In HDP-2.3.x and 2.4.x, instead of shipping a specific Apache release of Mahout, we synchronized to a particular revision point on Apache Mahout trunk. This revision point is after the 0.9.0 release, but before the 0.10.0 release. This provides a large number of bug fixes and functional enhancements over the 0.9.0 release, but provides a stable release of the Mahout functionality before the complete conversion to new Spark-based Mahout in 0.10.0.

The revision point chosen for Mahout in HDP 2.3.x and 2.4.x is from the "mahout-0.10.x" branch of Apache Mahout, as of 19 December 2014, revision 0f037cb03e77c096 in GitHub.

In HDP-2.5.x and 2.6.x, we removed the "commons-httpclient" library from Mahout because we view it as an obsolete library with possible security issues., and upgraded the Hadoop-Client in Mahout to version 2.7.3, the same version used in HDP-2.5. As a result:

  • Previously compiled Mahout jobs will need to be recompiled in the HDP-2.5 or 2.6 environment.

  • There is a small possibility that some Mahout jobs may encounter "ClassNotFoundException" or "could not load class" errors related to "org.apache.commons.httpclient", "net.java.dev.jets3t", or related class name prefixes. If these errors happen, you may consider whether to manually install the needed jars in your classpath for the job, if the risk of security issues in the obsolete library is acceptable in your environment.

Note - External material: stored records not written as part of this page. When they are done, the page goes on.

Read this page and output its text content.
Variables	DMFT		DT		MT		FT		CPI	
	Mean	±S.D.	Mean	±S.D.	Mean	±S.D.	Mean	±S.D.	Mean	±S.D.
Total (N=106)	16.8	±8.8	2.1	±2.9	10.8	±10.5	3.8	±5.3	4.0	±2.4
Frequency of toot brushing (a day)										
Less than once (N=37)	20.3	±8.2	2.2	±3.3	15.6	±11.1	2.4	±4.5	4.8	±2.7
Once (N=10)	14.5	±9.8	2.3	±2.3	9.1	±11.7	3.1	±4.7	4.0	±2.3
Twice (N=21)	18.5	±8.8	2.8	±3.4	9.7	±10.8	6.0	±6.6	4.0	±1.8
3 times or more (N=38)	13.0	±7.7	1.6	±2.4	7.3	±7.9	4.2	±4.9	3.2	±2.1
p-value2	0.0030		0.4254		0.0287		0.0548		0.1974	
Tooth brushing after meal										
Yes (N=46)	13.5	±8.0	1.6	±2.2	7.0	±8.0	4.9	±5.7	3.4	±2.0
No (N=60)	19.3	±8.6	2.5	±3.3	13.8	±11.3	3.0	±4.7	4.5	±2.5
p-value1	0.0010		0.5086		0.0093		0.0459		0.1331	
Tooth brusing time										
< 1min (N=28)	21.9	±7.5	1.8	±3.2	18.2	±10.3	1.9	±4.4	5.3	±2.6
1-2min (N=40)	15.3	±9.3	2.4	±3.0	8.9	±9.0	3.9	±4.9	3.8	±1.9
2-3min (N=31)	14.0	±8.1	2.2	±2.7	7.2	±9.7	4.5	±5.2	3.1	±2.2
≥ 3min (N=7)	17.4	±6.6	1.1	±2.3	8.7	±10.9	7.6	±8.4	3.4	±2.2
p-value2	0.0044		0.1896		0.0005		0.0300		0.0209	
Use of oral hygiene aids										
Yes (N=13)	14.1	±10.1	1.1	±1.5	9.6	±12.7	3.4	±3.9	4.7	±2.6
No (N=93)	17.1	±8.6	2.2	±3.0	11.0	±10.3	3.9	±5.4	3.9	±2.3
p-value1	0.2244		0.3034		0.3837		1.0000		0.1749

  • There is an even smaller possibility that some Mahout jobs may encounter crashes in Mahout's hbase-client code calls to the hadoop-common libraries, due to binary compatibility problems. Regrettably, there is no way to resolve this issue except revert to the HDP-2.4.2 version of Mahout, which may have security issues. Again, this should be very unusual, and is unlikely to occur in any given Mahout job suite.